VII. Discussion and Conclusion

This study develops and applies an SEIRP-H model tailored to analyze diphtheria transmission dynamics and control strategies within Nigeria, where vaccination rates and healthcare resources vary widely. By incorporating compartments for hospitalization and long-term immunity, the model captures the complex stages of diphtheria progression and allows for evaluation of interventions specific to Nigeria’s public health context.

Simulation results demonstrate that increasing vaccination rates (\( \omega \)) is particularly effective in reducing disease prevalence. By moving individuals from the susceptible (\( S \)) to the protected (\( P \)) compartment, higher vaccination rates decrease the basic reproduction number \( R_0 \), thereby facilitating progress toward a disease-free state. Additionally, reducing the transmission rate (\( \beta \)) through public health measures, such as mask-wearing and social distancing, is shown to lower infection peaks and cumulative cases, which is essential in regions with limited vaccination coverage.
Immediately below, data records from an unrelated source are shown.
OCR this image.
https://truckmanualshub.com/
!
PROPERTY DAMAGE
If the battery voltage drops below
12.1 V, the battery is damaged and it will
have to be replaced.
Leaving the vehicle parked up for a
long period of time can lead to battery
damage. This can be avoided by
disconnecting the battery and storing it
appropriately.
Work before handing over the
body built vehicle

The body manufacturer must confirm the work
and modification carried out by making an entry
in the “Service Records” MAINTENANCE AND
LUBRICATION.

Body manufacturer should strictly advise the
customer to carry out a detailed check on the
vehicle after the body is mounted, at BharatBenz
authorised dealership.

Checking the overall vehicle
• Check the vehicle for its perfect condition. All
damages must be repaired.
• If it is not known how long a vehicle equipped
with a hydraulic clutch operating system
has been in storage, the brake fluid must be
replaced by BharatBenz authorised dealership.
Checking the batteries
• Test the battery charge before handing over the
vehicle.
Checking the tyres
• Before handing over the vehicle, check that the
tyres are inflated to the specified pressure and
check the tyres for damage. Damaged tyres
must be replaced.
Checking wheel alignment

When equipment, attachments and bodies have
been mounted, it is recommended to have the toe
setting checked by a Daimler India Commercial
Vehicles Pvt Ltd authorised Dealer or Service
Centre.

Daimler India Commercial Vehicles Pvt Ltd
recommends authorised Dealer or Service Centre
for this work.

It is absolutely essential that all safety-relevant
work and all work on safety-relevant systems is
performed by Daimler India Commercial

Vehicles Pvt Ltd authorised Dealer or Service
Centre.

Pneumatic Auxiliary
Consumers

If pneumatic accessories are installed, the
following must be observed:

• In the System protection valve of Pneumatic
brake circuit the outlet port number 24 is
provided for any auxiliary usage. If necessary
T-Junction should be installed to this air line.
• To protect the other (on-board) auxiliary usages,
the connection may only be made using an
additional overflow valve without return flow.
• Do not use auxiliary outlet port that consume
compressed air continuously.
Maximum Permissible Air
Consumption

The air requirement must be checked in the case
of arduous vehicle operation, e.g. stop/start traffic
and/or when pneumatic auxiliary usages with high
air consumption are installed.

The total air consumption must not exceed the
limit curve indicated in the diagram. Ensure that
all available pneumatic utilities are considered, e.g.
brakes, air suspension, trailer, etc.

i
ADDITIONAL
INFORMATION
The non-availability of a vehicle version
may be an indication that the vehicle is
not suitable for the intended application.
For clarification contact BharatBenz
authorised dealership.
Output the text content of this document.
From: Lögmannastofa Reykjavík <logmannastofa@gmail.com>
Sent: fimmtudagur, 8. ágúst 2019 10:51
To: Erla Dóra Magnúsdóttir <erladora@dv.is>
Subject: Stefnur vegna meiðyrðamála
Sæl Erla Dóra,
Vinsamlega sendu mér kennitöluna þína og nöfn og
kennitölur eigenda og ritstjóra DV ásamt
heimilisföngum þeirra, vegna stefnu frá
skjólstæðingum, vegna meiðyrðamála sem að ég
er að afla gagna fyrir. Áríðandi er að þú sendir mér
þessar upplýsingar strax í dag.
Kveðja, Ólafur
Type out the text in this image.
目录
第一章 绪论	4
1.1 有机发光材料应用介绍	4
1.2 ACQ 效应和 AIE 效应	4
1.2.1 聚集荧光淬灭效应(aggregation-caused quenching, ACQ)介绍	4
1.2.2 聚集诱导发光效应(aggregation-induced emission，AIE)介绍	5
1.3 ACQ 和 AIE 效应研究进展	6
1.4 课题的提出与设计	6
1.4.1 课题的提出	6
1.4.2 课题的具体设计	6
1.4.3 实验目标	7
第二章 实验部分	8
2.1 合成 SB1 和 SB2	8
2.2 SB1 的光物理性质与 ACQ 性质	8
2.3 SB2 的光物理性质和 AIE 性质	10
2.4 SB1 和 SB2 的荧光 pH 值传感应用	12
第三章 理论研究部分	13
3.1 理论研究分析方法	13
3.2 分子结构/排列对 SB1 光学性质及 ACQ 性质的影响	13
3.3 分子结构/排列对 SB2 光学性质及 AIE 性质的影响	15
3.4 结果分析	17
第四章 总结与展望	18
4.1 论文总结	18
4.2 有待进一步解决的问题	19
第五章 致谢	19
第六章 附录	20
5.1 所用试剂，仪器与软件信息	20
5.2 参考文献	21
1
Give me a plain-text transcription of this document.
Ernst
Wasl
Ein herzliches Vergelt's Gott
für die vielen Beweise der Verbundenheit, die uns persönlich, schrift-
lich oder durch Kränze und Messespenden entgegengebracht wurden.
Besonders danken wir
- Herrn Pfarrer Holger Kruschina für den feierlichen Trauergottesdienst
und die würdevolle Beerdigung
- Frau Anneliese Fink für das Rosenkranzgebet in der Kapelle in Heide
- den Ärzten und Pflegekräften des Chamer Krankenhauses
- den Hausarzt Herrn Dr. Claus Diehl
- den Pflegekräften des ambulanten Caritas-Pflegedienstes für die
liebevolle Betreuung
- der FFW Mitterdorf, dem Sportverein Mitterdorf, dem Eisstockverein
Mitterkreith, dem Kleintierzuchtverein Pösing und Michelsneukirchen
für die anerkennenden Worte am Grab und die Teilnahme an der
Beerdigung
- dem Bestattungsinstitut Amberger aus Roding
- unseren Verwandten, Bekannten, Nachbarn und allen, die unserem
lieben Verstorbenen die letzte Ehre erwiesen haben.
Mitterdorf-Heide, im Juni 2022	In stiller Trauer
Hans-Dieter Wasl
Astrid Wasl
Enhancing healthcare access, through improved recovery (\( \alpha \)) and hospitalization rates (\( \delta \)), further supports disease management by reducing the infectious period and ensuring timely isolation of cases. The combined strategy of increased vaccination rates and reduced transmission yields the most substantial reduction in prevalence, as it effectively decreases \( R_0 \) and accelerates the system’s shift toward a disease-free equilibrium. This approach is particularly relevant in Nigeria, where comprehensive vaccination and community-wide transmission control remain critical for managing diphtheria.

In conclusion, the SEIRP-H model provides a robust framework for assessing diphtheria control strategies, integrating both direct (vaccination) and indirect (isolation and transmission reduction) interventions. Future work could expand this model by examining population structure, the long-term impact of immunity waning, and adaptation to similar infectious diseases in Nigeria. These findings offer valuable guidance for Nigerian policymakers, underscoring the importance of targeted vaccination campaigns, effective isolation practices, and community health measures to control diphtheria outbreaks and protect public health in resource-limited settings.